Design Files

Creative Makers Notes from J & R (1-hr middle school program):

-talk time = 5 min max; then get to making!

-great to start with playing a punched card (students can guess the song; discuss the different parts in action: teeth, vibration plate, crank, etc)

-then get into some history/slides (connection between looms, computers, punch cards, binary)

-sharpies, blank sheets, and hole punches (what does your name sound like? a phrase? a pattern?)

-introduce the online simulator

-introduce Adobe - to - laser workflow

-get experimental and explore extensions with electronics

-record student sound samples to use for following week

-label kits and clean up

Materials Checklist

Creative Makers Sound Experiments - with electronics

We explored, with our students, ways to make sounds play with electronics.
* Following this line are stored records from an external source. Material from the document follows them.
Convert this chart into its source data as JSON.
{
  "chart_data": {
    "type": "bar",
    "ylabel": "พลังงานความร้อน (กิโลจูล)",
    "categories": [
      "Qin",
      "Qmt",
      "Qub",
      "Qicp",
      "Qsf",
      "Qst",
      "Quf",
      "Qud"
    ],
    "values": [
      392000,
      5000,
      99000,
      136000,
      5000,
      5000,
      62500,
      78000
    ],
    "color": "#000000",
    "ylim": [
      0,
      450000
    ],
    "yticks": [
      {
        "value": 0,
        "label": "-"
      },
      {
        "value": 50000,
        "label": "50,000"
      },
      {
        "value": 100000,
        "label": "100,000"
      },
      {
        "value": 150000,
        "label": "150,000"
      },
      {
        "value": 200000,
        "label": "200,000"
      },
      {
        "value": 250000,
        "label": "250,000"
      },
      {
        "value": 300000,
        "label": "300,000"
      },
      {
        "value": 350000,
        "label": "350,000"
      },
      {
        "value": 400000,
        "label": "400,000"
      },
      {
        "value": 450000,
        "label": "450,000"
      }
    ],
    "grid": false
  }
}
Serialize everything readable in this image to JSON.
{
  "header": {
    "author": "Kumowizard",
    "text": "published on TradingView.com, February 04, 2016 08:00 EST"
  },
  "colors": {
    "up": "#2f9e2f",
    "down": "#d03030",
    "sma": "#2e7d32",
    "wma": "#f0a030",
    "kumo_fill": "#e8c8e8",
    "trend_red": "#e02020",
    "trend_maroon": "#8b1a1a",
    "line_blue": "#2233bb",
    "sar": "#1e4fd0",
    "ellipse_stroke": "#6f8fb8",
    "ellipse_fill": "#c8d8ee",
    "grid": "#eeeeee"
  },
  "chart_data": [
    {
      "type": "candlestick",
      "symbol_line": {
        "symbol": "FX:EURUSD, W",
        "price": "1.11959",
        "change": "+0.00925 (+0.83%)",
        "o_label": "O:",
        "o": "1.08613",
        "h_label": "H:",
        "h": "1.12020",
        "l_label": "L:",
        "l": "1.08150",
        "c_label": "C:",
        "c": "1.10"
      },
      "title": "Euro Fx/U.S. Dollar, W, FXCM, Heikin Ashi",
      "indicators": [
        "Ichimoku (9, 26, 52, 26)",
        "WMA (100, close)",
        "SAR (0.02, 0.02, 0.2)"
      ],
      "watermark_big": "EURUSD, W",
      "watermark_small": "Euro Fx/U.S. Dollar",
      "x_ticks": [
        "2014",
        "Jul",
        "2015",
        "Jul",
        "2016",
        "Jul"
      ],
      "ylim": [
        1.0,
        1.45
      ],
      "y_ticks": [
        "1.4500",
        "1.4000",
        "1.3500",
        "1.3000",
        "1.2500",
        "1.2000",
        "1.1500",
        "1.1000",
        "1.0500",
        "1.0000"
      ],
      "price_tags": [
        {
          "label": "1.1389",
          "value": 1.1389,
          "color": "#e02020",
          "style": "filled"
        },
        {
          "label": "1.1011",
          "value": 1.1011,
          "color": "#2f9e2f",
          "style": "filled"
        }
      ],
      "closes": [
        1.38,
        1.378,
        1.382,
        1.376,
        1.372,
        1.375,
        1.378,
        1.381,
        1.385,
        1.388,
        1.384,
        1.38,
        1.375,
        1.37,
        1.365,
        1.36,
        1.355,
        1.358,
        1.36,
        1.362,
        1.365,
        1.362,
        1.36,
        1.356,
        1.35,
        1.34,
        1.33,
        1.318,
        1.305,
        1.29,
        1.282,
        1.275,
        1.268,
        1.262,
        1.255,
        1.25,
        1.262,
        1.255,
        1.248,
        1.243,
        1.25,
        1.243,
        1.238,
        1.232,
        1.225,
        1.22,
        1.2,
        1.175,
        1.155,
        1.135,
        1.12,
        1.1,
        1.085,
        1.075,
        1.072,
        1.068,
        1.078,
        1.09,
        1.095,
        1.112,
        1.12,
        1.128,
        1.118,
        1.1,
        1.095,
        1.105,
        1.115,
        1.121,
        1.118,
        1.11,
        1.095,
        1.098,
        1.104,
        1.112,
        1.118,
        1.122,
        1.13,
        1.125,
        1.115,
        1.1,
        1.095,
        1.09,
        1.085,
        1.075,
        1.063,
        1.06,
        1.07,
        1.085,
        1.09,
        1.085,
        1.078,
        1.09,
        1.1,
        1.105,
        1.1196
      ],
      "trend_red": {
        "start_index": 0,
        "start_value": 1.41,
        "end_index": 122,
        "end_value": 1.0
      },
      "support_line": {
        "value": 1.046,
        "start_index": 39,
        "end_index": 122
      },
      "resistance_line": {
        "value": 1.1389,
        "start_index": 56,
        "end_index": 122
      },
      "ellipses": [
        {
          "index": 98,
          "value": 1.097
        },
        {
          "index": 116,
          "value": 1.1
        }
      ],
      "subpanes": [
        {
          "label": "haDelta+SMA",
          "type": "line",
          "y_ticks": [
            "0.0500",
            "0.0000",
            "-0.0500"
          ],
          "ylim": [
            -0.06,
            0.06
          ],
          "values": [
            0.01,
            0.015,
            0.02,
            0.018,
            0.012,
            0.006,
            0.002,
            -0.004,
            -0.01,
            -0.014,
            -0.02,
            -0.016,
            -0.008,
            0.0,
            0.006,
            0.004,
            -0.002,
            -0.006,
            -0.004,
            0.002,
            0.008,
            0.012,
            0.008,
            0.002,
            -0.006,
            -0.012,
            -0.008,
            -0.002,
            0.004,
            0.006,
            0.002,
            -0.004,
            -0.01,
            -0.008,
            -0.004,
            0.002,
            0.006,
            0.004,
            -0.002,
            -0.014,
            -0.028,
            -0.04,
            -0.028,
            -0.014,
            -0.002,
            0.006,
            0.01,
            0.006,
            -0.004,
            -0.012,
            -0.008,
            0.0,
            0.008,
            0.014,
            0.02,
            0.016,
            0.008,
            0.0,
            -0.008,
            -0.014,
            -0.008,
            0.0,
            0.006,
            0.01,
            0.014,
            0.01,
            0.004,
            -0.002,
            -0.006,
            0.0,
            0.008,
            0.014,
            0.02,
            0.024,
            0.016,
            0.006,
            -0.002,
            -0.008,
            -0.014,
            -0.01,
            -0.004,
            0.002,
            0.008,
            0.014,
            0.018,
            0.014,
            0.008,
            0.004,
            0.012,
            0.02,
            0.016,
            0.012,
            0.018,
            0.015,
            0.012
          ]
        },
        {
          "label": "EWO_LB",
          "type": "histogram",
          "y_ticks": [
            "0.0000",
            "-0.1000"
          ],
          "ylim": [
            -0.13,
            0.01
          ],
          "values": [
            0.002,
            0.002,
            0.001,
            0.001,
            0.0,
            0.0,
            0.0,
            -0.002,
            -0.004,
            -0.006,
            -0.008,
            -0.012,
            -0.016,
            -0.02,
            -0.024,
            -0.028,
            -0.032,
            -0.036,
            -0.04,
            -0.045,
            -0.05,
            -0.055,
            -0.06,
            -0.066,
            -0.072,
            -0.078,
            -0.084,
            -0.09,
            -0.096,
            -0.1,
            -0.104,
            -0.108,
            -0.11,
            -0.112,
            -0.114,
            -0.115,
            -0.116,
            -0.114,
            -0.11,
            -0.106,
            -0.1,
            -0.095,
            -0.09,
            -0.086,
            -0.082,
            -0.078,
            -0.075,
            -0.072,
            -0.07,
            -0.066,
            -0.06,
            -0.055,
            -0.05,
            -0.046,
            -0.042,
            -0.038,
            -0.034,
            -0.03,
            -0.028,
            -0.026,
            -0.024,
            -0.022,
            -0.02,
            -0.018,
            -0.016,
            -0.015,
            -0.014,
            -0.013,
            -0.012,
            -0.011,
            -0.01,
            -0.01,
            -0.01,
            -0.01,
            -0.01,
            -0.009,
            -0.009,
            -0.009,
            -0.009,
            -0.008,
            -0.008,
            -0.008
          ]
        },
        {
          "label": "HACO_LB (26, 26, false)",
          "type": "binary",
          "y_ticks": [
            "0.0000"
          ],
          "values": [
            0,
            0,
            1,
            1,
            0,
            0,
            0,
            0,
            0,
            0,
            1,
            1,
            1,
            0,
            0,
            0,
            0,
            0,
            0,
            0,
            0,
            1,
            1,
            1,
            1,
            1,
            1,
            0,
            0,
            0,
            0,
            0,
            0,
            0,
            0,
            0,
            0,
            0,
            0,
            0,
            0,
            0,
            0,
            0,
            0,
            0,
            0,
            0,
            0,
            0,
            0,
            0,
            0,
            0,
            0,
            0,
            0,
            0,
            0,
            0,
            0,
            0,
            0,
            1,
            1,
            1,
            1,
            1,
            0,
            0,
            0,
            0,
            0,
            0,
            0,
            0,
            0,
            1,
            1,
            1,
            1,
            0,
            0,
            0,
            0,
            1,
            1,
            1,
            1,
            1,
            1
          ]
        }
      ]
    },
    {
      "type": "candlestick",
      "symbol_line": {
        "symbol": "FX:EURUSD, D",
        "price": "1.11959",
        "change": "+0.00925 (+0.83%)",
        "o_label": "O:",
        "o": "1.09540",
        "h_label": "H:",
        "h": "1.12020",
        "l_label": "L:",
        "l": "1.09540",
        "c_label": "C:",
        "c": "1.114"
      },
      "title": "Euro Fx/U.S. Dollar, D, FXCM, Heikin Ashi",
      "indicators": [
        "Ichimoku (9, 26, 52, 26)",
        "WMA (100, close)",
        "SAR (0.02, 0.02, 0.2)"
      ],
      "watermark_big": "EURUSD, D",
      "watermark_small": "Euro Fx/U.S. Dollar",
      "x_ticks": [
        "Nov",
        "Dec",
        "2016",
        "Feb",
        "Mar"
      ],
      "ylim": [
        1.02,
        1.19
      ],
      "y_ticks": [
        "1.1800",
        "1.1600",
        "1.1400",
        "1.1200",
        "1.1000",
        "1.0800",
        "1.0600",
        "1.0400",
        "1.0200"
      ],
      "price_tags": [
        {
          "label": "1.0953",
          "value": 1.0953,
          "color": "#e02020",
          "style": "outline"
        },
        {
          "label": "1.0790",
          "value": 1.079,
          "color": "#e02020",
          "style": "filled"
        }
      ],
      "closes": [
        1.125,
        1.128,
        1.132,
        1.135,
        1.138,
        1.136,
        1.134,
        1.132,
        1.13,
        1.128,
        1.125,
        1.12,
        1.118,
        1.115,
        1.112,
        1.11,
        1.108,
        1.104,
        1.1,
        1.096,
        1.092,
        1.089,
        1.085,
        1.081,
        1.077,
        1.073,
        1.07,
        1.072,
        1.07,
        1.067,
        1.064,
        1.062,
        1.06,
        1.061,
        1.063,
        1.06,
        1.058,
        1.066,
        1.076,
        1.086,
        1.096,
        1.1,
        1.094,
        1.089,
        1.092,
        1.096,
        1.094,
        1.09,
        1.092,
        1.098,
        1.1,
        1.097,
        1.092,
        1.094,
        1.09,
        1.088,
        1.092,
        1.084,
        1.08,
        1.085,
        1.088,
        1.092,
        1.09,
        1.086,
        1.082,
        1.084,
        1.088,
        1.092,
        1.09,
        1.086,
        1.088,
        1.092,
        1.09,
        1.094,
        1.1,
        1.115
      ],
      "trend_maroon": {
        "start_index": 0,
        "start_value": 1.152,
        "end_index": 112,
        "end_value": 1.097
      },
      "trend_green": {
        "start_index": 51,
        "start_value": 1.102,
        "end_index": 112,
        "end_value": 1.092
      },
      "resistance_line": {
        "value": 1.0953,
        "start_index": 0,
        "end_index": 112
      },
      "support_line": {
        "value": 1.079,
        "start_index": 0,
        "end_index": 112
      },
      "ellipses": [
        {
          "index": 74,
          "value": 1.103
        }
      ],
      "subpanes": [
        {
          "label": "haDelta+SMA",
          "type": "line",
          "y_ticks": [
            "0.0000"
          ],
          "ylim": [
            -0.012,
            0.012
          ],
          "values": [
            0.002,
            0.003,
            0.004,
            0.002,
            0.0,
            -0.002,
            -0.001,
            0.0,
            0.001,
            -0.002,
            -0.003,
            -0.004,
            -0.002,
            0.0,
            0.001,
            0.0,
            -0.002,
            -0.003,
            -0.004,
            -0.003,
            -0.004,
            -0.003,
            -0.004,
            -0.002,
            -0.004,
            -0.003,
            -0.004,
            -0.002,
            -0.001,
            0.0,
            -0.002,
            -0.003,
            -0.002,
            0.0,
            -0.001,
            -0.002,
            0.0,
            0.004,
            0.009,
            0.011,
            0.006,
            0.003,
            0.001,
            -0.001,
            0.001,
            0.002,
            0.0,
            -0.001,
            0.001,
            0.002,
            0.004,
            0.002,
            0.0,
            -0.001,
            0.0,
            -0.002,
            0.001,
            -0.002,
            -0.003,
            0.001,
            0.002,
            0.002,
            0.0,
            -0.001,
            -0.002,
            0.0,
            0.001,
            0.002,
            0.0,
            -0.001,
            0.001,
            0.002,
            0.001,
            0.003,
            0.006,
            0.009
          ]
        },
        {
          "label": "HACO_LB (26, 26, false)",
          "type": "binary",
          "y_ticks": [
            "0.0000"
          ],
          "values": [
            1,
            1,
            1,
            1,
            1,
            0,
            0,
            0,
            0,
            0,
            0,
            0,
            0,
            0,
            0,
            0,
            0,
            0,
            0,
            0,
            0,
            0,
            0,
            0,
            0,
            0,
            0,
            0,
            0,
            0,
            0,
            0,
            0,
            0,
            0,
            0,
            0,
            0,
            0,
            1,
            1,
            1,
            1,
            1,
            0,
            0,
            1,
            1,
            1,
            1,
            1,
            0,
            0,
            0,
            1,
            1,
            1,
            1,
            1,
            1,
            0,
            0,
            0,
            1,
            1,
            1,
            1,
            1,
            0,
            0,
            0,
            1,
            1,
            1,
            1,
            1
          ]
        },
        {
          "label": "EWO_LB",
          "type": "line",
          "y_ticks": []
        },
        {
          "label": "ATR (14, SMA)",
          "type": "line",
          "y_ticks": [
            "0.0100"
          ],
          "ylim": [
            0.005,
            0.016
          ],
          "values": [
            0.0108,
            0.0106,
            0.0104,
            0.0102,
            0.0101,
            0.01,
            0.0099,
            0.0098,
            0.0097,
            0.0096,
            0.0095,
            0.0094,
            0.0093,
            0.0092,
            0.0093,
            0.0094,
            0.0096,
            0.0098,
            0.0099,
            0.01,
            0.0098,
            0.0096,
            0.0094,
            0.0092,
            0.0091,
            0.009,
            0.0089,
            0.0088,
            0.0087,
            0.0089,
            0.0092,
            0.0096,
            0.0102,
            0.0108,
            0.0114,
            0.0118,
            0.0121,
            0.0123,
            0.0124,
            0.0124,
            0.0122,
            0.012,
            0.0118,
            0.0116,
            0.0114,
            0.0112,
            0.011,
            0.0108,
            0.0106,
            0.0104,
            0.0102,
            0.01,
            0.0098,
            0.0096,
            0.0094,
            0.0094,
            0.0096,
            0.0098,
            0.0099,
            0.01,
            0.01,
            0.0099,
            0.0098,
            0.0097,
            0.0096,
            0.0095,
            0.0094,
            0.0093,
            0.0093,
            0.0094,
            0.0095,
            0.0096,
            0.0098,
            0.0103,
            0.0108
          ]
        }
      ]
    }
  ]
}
Microcontroller circuits were built to respond to inputs in the form of button pushes or changes in light. We used phototransistors to detect light changes, and trigger digital inputs in response to blocking light with opaque materials (such as the hole-punched strips). We demonstrated a prototype array of phototransistors that could read hole patterns, and trigger a few different sounds. The microcontroller was programmed to send out a serial string in response to inputs, and a Python code in the computer played a particular wav file in response to a particular serial string input. The Python code used the pygame library, which is simple to use for sounds and can play in several channels with sounds overlaid. The details are in the subpage below.

Music box electronics. Circuits and code.

IMG_7949.jpeg

In the first meeting, we recorded several sounds from students, individually and in concert, in anticipation of using them to make responsive sound projects in the second week.